Introducing Paula Priamos, Author of The Shyster’s Daughter: A Memoir
Roundtable Reviews doesn't often have guest bloggers, but it's due time we started adding them! Welcome to Paula Priamos, author of The Shyster's Daughter: A Memoir. Details about the book follow her post.
I was raised in and out of courtrooms
all throughout Southern California. In his day, my father
represented white collar criminals, murderers, rapists and the
occasional politician caught literally red handed with his pants down
in a very public park. But years spent distorting and working around
the truth as a criminal defense lawyer turned my father into a
criminal himself. He was disbarred for what the State Review Board
called “committing acts of moral turpitude,” a generous term for
embezzlement. In my memoir, The Shyster’s Daughter, I defend the
man, my father, who spent his entire career defending others.

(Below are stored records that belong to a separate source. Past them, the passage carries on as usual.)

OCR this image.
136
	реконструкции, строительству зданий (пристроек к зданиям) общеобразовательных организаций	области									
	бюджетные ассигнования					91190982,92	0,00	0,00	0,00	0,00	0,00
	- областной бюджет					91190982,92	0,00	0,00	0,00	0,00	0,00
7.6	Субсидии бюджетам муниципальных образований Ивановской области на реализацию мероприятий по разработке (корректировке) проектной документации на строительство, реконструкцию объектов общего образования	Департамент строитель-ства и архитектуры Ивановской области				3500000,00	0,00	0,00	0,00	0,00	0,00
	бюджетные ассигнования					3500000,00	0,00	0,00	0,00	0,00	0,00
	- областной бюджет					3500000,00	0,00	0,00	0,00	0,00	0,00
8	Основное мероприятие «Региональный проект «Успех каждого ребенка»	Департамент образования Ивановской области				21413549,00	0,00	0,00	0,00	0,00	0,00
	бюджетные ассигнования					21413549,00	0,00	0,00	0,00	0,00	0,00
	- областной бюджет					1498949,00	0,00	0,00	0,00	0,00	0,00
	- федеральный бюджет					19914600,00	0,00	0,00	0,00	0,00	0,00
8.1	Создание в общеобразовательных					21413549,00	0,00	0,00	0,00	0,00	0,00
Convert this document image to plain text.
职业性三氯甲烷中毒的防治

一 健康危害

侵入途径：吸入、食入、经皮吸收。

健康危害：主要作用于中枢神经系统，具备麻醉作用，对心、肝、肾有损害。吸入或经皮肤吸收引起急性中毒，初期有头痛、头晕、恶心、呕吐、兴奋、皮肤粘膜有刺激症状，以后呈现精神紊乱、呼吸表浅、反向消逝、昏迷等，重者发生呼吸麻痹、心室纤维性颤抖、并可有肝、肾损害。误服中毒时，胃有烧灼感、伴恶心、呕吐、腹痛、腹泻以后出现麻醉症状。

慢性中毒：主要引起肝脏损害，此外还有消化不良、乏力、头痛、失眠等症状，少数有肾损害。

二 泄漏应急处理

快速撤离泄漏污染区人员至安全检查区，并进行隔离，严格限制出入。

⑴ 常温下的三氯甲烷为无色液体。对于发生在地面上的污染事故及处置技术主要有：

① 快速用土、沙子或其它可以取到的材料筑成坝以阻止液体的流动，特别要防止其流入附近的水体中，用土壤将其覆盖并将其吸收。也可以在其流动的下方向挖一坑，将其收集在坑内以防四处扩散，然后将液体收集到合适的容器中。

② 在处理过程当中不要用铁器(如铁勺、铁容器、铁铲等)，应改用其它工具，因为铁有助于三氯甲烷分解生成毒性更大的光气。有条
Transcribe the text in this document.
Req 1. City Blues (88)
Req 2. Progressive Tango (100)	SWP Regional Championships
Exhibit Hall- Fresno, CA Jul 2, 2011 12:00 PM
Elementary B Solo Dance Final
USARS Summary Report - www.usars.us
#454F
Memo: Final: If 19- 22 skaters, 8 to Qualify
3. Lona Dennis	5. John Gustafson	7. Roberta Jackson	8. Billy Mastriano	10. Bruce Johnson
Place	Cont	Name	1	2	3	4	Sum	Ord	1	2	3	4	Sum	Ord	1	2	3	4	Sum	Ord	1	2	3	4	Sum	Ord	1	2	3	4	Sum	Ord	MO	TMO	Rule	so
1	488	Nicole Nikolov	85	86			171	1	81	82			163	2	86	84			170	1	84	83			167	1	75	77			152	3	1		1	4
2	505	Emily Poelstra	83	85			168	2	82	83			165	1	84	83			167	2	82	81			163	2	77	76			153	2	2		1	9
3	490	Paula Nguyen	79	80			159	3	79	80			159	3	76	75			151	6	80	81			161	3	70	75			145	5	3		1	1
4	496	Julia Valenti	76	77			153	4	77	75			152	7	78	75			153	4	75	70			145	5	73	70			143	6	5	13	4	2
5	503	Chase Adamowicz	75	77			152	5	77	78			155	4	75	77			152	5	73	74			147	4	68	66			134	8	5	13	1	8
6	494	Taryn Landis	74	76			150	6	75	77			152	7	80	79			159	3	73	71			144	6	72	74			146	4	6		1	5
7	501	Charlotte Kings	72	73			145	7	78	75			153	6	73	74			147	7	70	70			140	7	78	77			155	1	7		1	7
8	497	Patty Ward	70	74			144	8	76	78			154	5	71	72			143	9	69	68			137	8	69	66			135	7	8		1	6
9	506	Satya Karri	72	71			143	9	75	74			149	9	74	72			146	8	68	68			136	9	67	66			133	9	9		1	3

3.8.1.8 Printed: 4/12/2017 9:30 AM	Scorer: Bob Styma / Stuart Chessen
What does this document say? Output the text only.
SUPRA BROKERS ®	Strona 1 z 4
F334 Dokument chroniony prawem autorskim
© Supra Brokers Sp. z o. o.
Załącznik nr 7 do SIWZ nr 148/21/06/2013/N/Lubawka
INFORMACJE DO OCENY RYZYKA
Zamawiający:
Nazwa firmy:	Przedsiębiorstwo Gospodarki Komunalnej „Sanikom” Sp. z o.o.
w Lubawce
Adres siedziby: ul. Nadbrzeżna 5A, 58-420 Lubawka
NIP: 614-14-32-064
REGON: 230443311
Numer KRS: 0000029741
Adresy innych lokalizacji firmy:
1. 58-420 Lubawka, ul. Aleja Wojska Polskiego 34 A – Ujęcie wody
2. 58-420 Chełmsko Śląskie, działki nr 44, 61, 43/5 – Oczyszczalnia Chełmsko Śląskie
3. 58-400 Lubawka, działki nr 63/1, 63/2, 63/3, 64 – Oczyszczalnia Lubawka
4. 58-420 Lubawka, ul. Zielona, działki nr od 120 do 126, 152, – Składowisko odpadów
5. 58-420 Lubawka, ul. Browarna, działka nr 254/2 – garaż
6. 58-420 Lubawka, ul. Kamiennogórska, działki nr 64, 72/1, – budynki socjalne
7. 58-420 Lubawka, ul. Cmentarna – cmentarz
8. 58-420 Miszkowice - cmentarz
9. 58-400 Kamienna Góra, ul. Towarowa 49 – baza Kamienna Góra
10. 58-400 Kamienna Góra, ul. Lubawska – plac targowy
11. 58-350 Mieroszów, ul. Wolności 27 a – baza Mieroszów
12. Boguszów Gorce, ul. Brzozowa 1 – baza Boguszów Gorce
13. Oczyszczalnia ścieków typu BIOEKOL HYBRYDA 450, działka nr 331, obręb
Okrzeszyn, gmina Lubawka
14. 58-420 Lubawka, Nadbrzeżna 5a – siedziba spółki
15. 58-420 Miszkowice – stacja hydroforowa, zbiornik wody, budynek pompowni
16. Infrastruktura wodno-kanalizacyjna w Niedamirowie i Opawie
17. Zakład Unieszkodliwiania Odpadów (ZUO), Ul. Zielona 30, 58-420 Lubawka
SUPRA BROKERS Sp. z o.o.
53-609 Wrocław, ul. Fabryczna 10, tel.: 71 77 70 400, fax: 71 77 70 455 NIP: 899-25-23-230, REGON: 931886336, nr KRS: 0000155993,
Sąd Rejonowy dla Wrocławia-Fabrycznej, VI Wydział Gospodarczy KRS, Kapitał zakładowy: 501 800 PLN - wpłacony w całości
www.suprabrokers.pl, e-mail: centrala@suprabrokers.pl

The book begins with the last time
I spoke to him. He called to tell me he’d just cheated death. A
gunman in a ski mask approached the driver’s side door and
threatened to blow his brains out. My father, a stereotypical big
mad Greek, flipped the guy off, then drove away. Eight hours later
my father was found dead. Part of my memoir investigates the time
between my father’s final phone call to me and when he died. The
other story is our story, his and mine.
When my parents broke up, my
mother gave me forty-five minutes to decide whether I wanted to go
with her, my older sister and younger brother to our much nicer
second home on thirty acres two thousand miles away or stay with my
father. I chose to remain with my father because I was afraid of
what he might do if he had no one to come home to. I was afraid the
hunting rifles he kept in his walk-in closet would be all the more
visible now that the closet was half empty. I was afraid my mother
leaving would give him ammo.
My personal story is about being
raised by a father whom I found (on the day my mother left) sprawled
face down on the floor of his office with the lights turned off. It
is the story about a girl who instructed her father to get up, then
shut the door so he could collect himself. And it is the story of a
father who told his daughter in a moment of deep vulnerability that
she had no idea just how strong she was. But more than the story of
the girl, it is the story about the woman I’ve become, for better
or for worse, by being a shyster’s daughter.